The fourth Eitel factor, which compares the amount of money at stake to the seriousness of defendant's conduct, supports default judgment in favor of Bloomquist. "If the sum of money at issue is reasonably proportionate to the harm caused by the defendant's actions, then default judgment is warranted." Landstar Ranger, Inc. v. Parth Enter., Inc., 725 F.Supp.2d 916, 921 (N.D. Cal. 2010). Here, the complaint sufficiently alleges that Bloomquist is entitled to the life insurance proceeds. Further, defendant Brown contesting Bloomquist's entitlement to the proceeds is the direct cause of defendant Bloomquist's need to obtain a judgment to receive these proceeds. Therefore, this factor favors an entry of default judgment. See Eitel, 782 F.2d at 1471.

5. Excusable neglect

The sixth Eitel factor considers excusable neglect. 782 F.2d at 1472. The factor favors entry of default judgment when the defendant has been properly served or plaintiff shows that defendant is aware of the lawsuit and failed to answer. Meadows v. Dominican Republic, 817 F.2d 517, 521 (9th Cir. 1987). Here, plaintiff properly served defendant, who has failed to answer or otherwise appear. (ECF No. 31). Accordingly, the court holds that plaintiff has demonstrated defendant's failure to appear is not the result of excusable neglect. See id. The sixth Eitel factor favors default judgment in this case. See Eitel, 782 F.2d at 1472.

6. Policy favoring disposition on the merits

Here, the policy favoring disposition on the merits is greatly outweighed by the other factors that favor default. Further, Brown's intentional avoidance of this lawsuit makes adjudication of this case on the merits a practical impossibility. Therefore, the seventh Eitel factor favors default judgment in this case. See Eitel, 782 F.2d at 1472.

7. Summary

The Eitel factors heavily favor granting default judgment in favor of defendant Bloomquist in this case. See id. at 1471-72. The court holds that Bloomquist is entitled to judgment declaring him the lawful beneficiary of the life insurance proceeds.

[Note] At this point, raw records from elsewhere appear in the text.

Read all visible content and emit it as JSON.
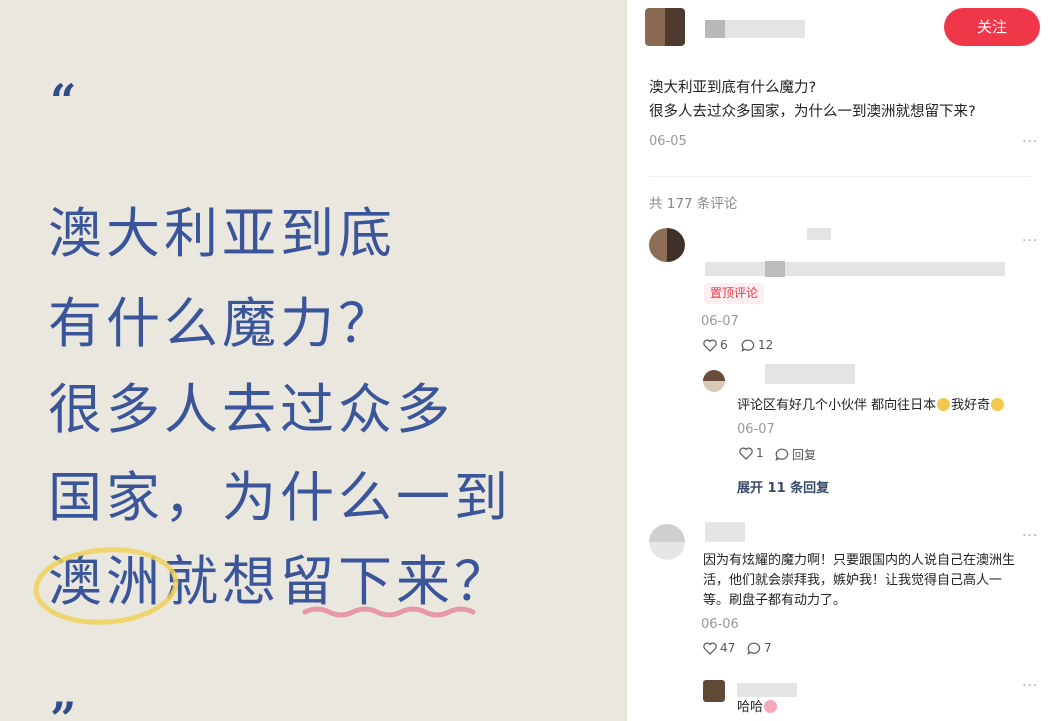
{
  "image_card": {
    "quote_open": "“",
    "quote_close": "”",
    "lines": [
      "澳大利亚到底",
      "有什么魔力？",
      "很多人去过众多",
      "国家，为什么一到",
      "澳洲就想留下来？"
    ]
  },
  "post": {
    "follow_label": "关注",
    "title": "澳大利亚到底有什么魔力?",
    "body": "很多人去过众多国家，为什么一到澳洲就想留下来?",
    "date": "06-05",
    "more": "···"
  },
  "comments_count": "共 177 条评论",
  "comments": [
    {
      "pin_label": "置顶评论",
      "date": "06-07",
      "likes": "6",
      "replies_count": "12",
      "reply": {
        "text": "评论区有好几个小伙伴 都向往日本",
        "text_tail": "我好奇",
        "date": "06-07",
        "likes": "1",
        "reply_label": "回复",
        "expand_label": "展开 11 条回复"
      }
    },
    {
      "text": "因为有炫耀的魔力啊！只要跟国内的人说自己在澳洲生活，他们就会崇拜我，嫉妒我！让我觉得自己高人一等。刷盘子都有动力了。",
      "date": "06-06",
      "likes": "47",
      "replies_count": "7",
      "reply": {
        "text": "哈哈"
      }
    }
  ],
  "colors": {
    "accent": "#f0374a",
    "headline": "#3a559a",
    "card_bg": "#eae7df"
  }
}
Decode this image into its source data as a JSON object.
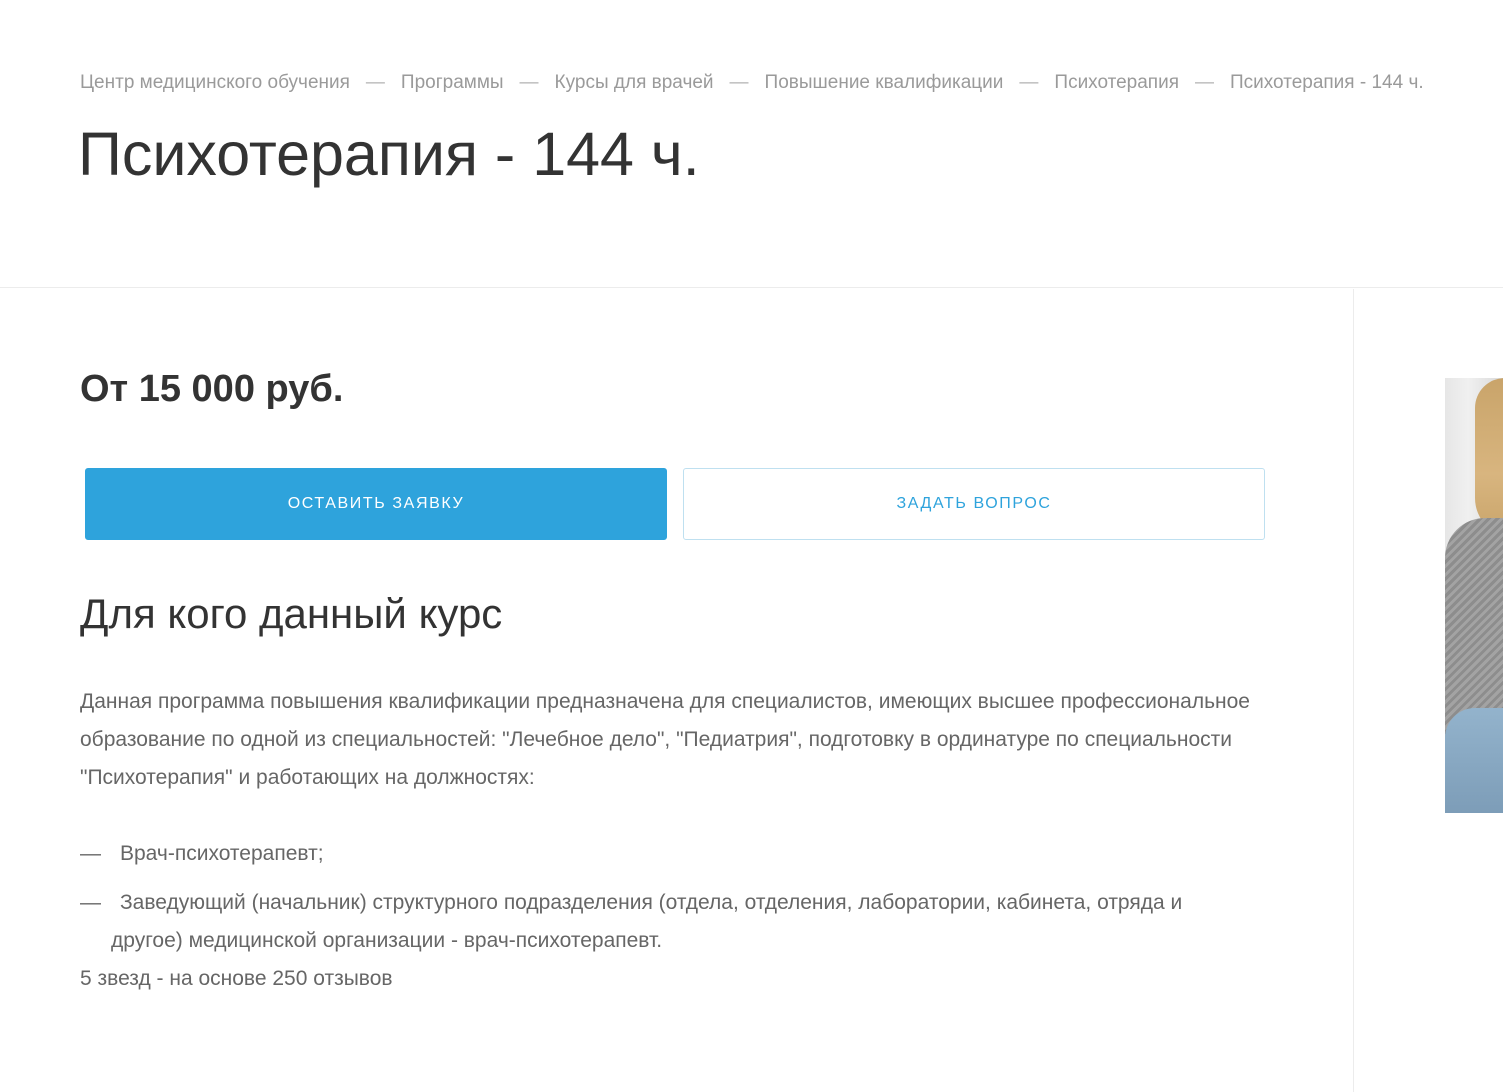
{
  "breadcrumb": {
    "items": [
      "Центр медицинского обучения",
      "Программы",
      "Курсы для врачей",
      "Повышение квалификации",
      "Психотерапия",
      "Психотерапия - 144 ч."
    ],
    "separator": "—"
  },
  "page": {
    "title": "Психотерапия - 144 ч."
  },
  "offer": {
    "price": "От 15 000 руб.",
    "apply_label": "ОСТАВИТЬ ЗАЯВКУ",
    "ask_label": "ЗАДАТЬ ВОПРОС"
  },
  "audience": {
    "title": "Для кого данный курс",
    "description": "Данная программа повышения квалификации предназначена для специалистов, имеющих высшее профессиональное образование по одной из специальностей: \"Лечебное дело\", \"Педиатрия\", подготовку в ординатуре по специальности \"Психотерапия\" и работающих на должностях:",
    "dash": "—",
    "positions": [
      "Врач-психотерапевт;",
      "Заведующий (начальник) структурного подразделения (отдела, отделения, лаборатории, кабинета, отряда и",
      "другое) медицинской организации - врач-психотерапевт."
    ]
  },
  "rating": {
    "text": "5 звезд - на основе 250 отзывов"
  },
  "colors": {
    "accent": "#2ea3dc",
    "text": "#333333",
    "muted": "#666666",
    "breadcrumb": "#9a9a9a"
  },
  "icons": {
    "photo": "person-photo"
  }
}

b. Discharge from liability

Here, the court ordered plaintiff to deposit the proceeds from the subject life insurance policies with the court. (ECF No. 27). Plaintiff deposited said funds (including accrued interest). (ECF No. 30). Therefore, as plaintiff has fully satisfied its obligations pursuant to the contracts and complied with its obligations under the Federal Interpleader Act, the court will discharge plaintiff from any further liability. As a part of plaintiff's discharge, the court will grant a permanent injunction prohibiting Bloomquist or Brown from bringing any claims against plaintiff related to the subject life insurance contracts. See 28 U.S.C. § 2361.

IV. Conclusion

Accordingly,

IT IS HEREBY ORDERED, ADJUDGED, and DECREED that defendant's motion for default judgment (ECF No. 24) be, and the same hereby is, GRANTED.

IT IS FURTHER ORDERED that plaintiff's motion for discharge from liability (ECF No. 31) be, and the same hereby is, GRANTED. The court will dismiss plaintiff from the action.

IT IS FURTHER ORDERED that defendant Bloomquist shall prepare and submit to the court a proposed final judgment consistent with the foregoing within fourteen (14) days of the date of this order.

FootNotes


1. "On June 29, 2017, Thrivent affected service of its Interpleader Complaint upon Brown by leaving a copy of the complaint with Hianna Brown, the niece and co-occupant of Brown's residence in Henderson, Nevada. (See Affidavit of Service filed as (ECF No. No. 12.) Brown has not answered Thrivent's Complaint." (ECF No. 31 at 2).